Mateusz Filipowski nie pierwszy raz pojawił się na konferencji u boku Ireneusza Jakiego. Za każdym razem mówi mniej więcej to samo – że spółka do połowy 2021 roku notowała świetne wyniki, a po zmianach w zarządzie WiK Opole było tylko gorzej. Komentarze o złej sytuacji finansowej spółki wygłaszał, choć nie pracuje w niej od półtora roku. W piątek były wiceprezes WiK Opole przekonywał, że ma prawo wypowiadać się na temat spółki, bo pracował w niej blisko siedem lat.

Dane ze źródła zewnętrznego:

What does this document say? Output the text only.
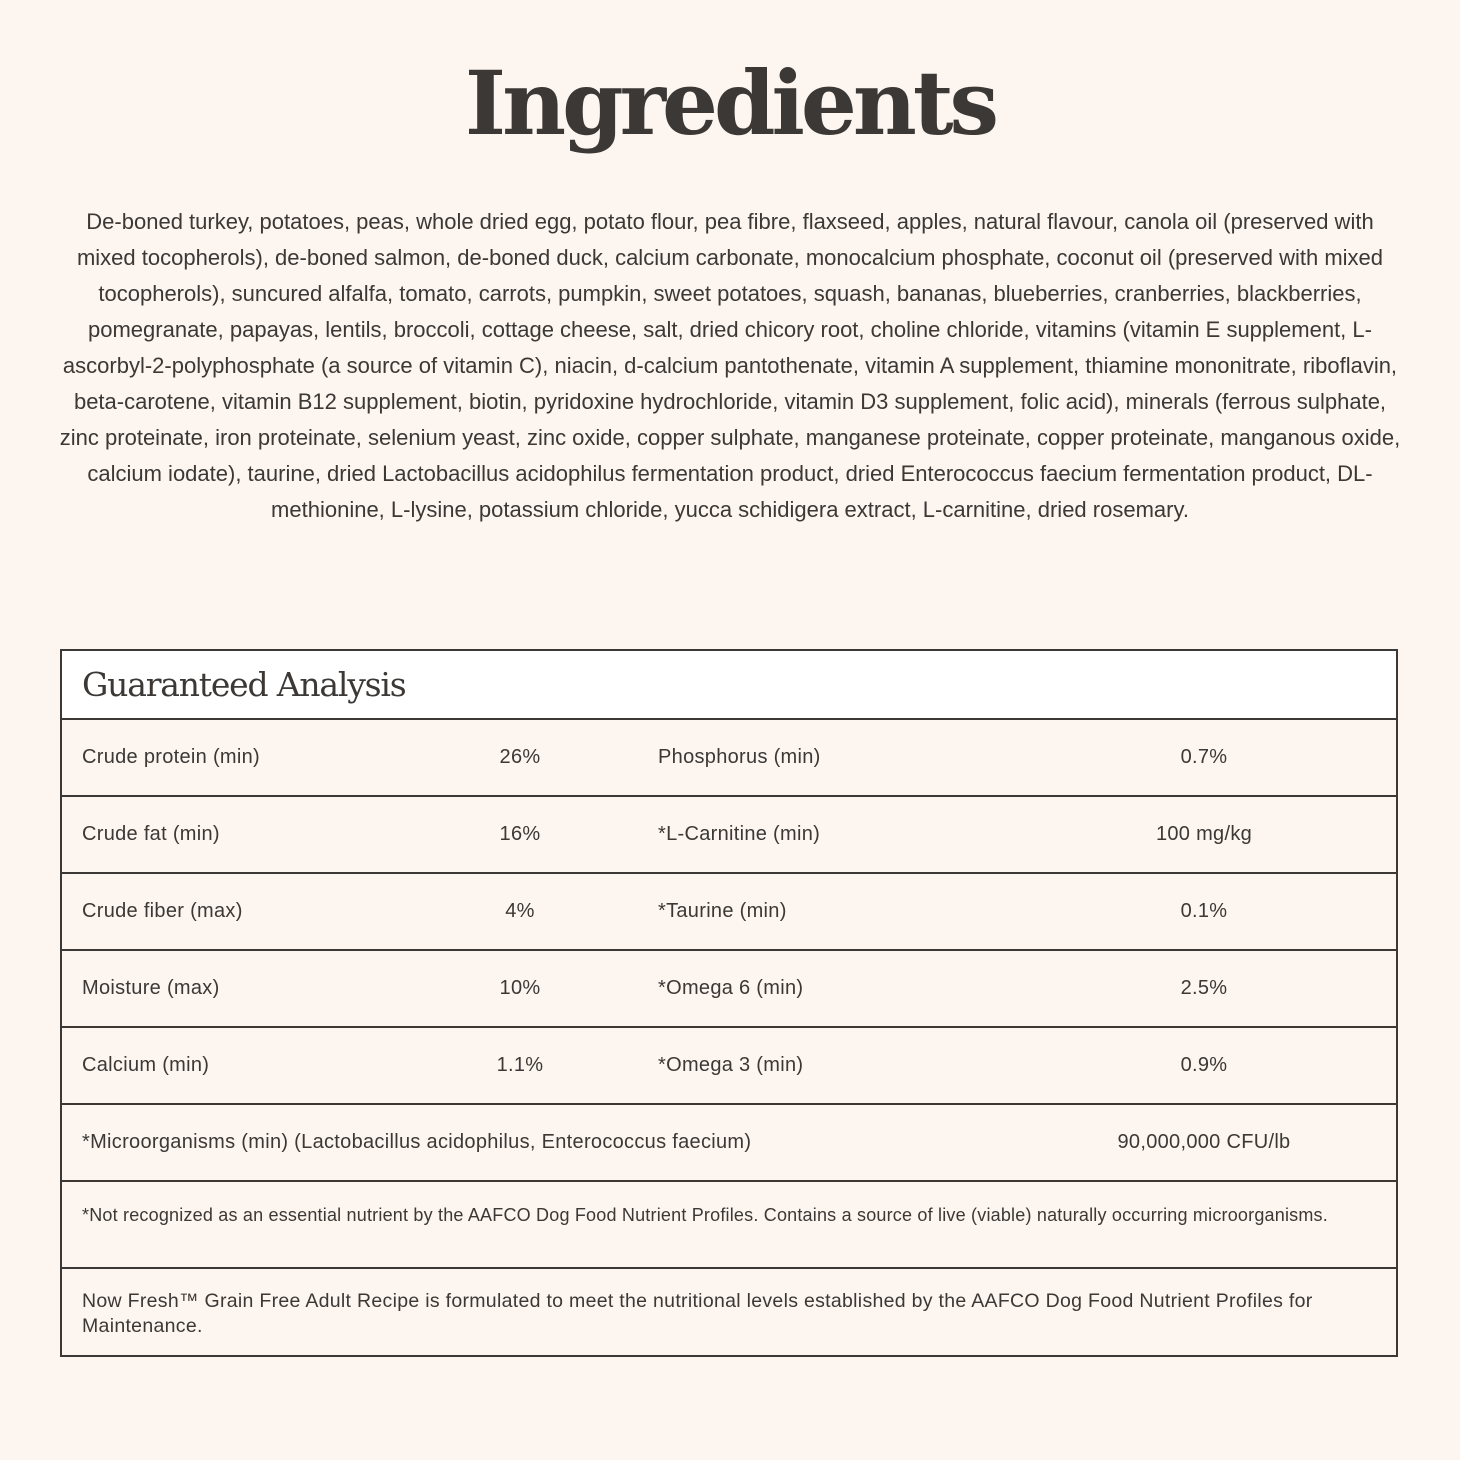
Ingredients

De-boned turkey, potatoes, peas, whole dried egg, potato flour, pea fibre, flaxseed, apples, natural flavour, canola oil (preserved with mixed tocopherols), de-boned salmon, de-boned duck, calcium carbonate, monocalcium phosphate, coconut oil (preserved with mixed tocopherols), suncured alfalfa, tomato, carrots, pumpkin, sweet potatoes, squash, bananas, blueberries, cranberries, blackberries, pomegranate, papayas, lentils, broccoli, cottage cheese, salt, dried chicory root, choline chloride, vitamins (vitamin E supplement, L-ascorbyl-2-polyphosphate (a source of vitamin C), niacin, d-calcium pantothenate, vitamin A supplement, thiamine mononitrate, riboflavin, beta-carotene, vitamin B12 supplement, biotin, pyridoxine hydrochloride, vitamin D3 supplement, folic acid), minerals (ferrous sulphate, zinc proteinate, iron proteinate, selenium yeast, zinc oxide, copper sulphate, manganese proteinate, copper proteinate, manganous oxide, calcium iodate), taurine, dried Lactobacillus acidophilus fermentation product, dried Enterococcus faecium fermentation product, DL-methionine, L-lysine, potassium chloride, yucca schidigera extract, L-carnitine, dried rosemary.

Guaranteed Analysis
Crude protein (min)	26%	Phosphorus (min)	0.7%
Crude fat (min)	16%	*L-Carnitine (min)	100 mg/kg
Crude fiber (max)	4%	*Taurine (min)	0.1%
Moisture (max)	10%	*Omega 6 (min)	2.5%
Calcium (min)	1.1%	*Omega 3 (min)	0.9%
*Microorganisms (min) (Lactobacillus acidophilus, Enterococcus faecium)	90,000,000 CFU/lb
*Not recognized as an essential nutrient by the AAFCO Dog Food Nutrient Profiles. Contains a source of live (viable) naturally occurring microorganisms.
Now Fresh™ Grain Free Adult Recipe is formulated to meet the nutritional levels established by the AAFCO Dog Food Nutrient Profiles for Maintenance.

Paweł Kawecki i Stanisław Janik, obecni członkowie zarządu, poddali tę argumentację pod wątpliwość.
– Pan Mateusz Filipowski mówił o tym, że teraz spółka nie wypłaca dywidendy. To wynika z umowy, jaką WiK Opole ma z Polskim Funduszem Rozwoju. Zapisano w niej, że dywidenda nie będzie wypłacana. Z jej pomocą spółka wykupuje udziały od PFR – wskazują.
Bez głosowania w sprawie przyszłości prezesa WiK Opole
To właśnie ze względu na przedstawiciela PFR w radzie nadzorczej ostatecznie w piątek nie było głosowania w sprawie odwołania bądź zawieszenia Ireneusza Jakiego w roli prezesa WiK Opole.
– Reprezentant funduszu poprosił o więcej czasu na zapoznanie się z dokumentami związanymi z sytuacją w spółce – mówi Anna Habzda, przewodnicząca rady.
– Dzisiejsze posiedzenie zakończono bez głosowania wspomnianych punktów. Nowe zaplanowane jest na 1 lutego. W jego programie znajdą się punkty dotyczące odwołania bądź zawieszenia pana Ireneusza Jakiego – zapowiada.